Bloomberg Intelligence's Mike McGlone has identified $75,000 as a critical threshold, warning that failure to reclaim this level keeps a bearish path toward $10,000 in play. McGlone noted that unlimited crypto supply and use-case rivals remain Bitcoin headwinds, adding that the most traded BTC price since futures launched in 2017 remains $10,000.
Key Levels and Catalysts to Watch
The $75,000 zone now serves as immediate support, with a breakdown likely opening the door to the $70,000 to $72,000 range. On the upside, reclaiming the True Market Mean at $80,500 would be the first signal that selling pressure is exhausting.
Despite the bearish backdrop, 71% of institutional investors surveyed by Coinbase view BTC as undervalued at the $85,000 to $95,000 range. The disconnect between institutional sentiment and price action mirrors the uncertainty seen across crypto markets, from delayed SEC decisions on tokenized assets to broader liquidity shifts across altcoin markets.

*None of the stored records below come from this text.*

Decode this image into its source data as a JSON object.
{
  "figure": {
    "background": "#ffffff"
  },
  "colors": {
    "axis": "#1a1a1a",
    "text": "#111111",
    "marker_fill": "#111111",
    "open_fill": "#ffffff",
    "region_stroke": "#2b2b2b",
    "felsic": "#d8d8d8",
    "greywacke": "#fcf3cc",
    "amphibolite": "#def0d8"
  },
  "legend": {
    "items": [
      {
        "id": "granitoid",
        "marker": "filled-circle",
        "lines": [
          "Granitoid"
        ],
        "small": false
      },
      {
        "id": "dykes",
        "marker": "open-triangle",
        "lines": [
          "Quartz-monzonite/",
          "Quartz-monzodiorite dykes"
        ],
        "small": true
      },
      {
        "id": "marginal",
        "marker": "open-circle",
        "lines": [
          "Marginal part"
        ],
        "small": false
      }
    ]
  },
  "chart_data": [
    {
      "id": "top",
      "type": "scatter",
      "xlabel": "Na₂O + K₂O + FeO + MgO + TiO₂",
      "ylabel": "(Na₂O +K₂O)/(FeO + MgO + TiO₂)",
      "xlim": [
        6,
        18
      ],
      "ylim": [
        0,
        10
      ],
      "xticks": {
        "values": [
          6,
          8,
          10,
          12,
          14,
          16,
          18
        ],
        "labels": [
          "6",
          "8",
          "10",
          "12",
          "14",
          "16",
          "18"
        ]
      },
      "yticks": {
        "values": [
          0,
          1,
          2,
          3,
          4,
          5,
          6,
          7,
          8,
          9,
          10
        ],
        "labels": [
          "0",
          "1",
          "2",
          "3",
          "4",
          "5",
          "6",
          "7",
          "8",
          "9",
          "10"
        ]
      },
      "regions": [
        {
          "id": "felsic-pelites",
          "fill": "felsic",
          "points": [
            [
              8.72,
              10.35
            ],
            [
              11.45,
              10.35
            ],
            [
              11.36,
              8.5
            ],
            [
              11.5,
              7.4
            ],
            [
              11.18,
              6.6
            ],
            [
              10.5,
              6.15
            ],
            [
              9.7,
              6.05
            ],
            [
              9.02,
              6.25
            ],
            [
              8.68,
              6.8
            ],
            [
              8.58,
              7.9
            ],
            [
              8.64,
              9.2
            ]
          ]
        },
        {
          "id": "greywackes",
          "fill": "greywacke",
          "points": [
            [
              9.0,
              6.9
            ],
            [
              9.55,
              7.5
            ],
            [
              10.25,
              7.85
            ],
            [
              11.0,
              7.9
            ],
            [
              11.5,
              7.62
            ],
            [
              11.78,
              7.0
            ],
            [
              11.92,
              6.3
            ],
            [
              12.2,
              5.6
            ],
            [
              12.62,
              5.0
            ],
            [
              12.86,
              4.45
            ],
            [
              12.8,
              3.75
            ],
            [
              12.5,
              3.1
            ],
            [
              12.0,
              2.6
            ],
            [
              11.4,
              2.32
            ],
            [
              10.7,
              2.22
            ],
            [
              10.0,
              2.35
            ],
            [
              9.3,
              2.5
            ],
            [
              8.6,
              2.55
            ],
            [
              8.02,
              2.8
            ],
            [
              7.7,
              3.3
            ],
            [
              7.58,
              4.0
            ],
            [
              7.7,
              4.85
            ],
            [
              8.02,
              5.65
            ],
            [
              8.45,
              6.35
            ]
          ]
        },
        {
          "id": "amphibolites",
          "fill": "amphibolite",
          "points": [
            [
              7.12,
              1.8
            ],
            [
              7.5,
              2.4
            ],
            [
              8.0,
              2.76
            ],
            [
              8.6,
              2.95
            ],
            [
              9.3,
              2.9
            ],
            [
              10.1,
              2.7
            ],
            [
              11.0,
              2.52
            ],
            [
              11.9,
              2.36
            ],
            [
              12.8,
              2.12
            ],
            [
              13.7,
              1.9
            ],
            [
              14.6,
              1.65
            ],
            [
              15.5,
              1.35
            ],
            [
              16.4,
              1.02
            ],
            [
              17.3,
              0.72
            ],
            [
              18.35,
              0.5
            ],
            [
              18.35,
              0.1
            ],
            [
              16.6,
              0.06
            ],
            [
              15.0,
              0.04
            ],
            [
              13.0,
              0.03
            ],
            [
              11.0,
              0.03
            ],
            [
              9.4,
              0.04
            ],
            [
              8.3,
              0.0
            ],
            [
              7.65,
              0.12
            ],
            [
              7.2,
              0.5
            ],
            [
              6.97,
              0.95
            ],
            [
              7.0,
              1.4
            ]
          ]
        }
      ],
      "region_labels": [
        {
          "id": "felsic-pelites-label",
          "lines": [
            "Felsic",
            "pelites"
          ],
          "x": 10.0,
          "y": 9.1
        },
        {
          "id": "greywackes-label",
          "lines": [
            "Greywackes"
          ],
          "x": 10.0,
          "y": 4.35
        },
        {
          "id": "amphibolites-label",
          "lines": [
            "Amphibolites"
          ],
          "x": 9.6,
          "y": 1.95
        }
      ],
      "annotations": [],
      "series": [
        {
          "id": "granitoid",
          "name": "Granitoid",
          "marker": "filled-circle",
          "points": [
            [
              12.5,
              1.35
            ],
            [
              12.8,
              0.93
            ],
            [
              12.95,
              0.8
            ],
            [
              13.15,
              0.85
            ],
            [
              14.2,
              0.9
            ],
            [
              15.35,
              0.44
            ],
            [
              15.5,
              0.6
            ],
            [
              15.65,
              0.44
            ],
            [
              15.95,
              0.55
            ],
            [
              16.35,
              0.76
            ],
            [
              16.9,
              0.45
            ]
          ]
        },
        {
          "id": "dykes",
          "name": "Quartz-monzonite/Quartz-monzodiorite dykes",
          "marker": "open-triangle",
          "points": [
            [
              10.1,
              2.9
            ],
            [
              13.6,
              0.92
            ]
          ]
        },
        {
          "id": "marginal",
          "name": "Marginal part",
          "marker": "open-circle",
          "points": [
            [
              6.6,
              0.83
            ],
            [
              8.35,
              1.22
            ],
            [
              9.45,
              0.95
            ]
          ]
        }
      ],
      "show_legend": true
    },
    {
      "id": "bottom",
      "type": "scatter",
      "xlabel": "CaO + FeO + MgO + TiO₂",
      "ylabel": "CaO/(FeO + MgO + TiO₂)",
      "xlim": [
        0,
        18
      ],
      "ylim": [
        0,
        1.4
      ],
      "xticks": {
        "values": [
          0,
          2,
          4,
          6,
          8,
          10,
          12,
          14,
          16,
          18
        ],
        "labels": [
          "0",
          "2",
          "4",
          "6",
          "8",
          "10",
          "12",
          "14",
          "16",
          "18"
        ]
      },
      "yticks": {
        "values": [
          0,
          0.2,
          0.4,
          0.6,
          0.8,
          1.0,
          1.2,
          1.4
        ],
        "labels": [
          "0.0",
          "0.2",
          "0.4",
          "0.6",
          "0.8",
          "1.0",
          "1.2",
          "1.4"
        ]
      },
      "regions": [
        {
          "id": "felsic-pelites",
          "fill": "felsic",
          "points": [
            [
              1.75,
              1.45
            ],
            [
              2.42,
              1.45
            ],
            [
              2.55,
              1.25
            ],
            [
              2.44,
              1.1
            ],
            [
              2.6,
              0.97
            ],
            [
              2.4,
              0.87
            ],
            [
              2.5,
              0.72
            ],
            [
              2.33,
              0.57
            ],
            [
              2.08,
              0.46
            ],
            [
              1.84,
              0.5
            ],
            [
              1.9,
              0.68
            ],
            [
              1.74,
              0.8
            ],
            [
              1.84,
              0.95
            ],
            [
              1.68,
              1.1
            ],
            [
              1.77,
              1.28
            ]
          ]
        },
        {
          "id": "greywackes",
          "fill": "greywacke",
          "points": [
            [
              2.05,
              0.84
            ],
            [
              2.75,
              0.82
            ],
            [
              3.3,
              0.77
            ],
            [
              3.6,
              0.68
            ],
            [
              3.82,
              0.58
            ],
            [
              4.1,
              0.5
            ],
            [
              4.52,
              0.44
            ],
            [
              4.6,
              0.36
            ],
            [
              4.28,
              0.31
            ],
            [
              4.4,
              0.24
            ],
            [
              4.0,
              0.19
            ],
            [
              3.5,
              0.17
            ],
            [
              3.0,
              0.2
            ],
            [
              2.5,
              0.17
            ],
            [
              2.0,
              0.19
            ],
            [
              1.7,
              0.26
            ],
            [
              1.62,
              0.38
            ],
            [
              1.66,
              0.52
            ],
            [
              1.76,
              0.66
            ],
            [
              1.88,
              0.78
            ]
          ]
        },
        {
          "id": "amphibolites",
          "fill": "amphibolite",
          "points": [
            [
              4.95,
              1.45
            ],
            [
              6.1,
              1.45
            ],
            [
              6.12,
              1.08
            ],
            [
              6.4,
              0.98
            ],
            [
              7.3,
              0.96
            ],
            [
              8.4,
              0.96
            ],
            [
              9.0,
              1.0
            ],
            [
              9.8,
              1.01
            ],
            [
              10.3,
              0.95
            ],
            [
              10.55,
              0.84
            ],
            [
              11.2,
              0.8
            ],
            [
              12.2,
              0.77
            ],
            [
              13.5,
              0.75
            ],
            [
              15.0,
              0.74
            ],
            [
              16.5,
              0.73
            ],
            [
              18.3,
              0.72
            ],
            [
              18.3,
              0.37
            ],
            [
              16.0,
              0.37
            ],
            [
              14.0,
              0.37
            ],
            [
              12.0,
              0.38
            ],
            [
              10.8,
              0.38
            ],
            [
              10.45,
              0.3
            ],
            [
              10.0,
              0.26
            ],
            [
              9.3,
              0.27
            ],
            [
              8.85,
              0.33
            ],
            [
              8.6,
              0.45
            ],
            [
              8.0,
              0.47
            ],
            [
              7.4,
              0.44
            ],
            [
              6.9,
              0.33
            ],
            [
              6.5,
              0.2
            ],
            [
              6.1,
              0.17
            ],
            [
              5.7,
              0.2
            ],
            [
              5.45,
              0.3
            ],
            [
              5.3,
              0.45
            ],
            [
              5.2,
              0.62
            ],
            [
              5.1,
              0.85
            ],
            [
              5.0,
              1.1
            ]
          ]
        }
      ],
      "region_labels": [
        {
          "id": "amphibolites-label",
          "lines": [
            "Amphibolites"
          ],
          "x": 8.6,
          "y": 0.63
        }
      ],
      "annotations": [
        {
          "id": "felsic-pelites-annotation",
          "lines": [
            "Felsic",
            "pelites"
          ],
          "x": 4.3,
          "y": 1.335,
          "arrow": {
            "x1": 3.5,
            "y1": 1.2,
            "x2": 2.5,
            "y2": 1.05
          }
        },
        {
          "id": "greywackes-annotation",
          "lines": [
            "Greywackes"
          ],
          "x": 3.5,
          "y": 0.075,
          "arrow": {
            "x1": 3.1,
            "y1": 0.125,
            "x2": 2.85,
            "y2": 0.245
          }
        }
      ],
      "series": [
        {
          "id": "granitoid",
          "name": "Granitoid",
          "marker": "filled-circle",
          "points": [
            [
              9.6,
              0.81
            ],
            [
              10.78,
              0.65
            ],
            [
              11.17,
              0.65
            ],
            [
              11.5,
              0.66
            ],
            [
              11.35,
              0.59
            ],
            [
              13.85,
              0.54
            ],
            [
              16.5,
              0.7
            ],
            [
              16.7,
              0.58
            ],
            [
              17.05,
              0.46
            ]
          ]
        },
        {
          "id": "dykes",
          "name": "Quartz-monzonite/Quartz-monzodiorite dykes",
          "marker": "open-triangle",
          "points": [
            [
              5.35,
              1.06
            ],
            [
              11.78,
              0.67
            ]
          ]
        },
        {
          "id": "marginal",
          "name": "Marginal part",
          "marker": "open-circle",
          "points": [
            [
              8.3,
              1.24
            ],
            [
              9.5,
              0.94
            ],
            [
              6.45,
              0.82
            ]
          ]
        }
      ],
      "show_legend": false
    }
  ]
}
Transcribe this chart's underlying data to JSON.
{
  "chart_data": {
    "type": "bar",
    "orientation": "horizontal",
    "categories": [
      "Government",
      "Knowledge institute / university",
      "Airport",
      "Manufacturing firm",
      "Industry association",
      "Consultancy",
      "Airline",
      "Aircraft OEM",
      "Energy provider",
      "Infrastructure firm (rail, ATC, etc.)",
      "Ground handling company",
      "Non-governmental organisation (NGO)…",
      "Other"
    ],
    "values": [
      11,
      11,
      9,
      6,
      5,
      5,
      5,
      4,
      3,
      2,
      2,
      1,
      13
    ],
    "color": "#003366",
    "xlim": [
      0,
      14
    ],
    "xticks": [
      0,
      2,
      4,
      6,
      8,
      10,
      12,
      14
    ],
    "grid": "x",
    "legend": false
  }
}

Upcoming FOMC meetings and CPI releases remain the most likely macro catalysts. If tariff escalation pauses and rate expectations soften, $75,000 could hold as a cycle floor. If not, the $70,000 to $72,000 range becomes the next structural support to test.
Disclaimer: This article is for informational purposes only and does not constitute financial or investment advice. Cryptocurrency and digital asset markets carry significant risk. Always do your own research before making decisions.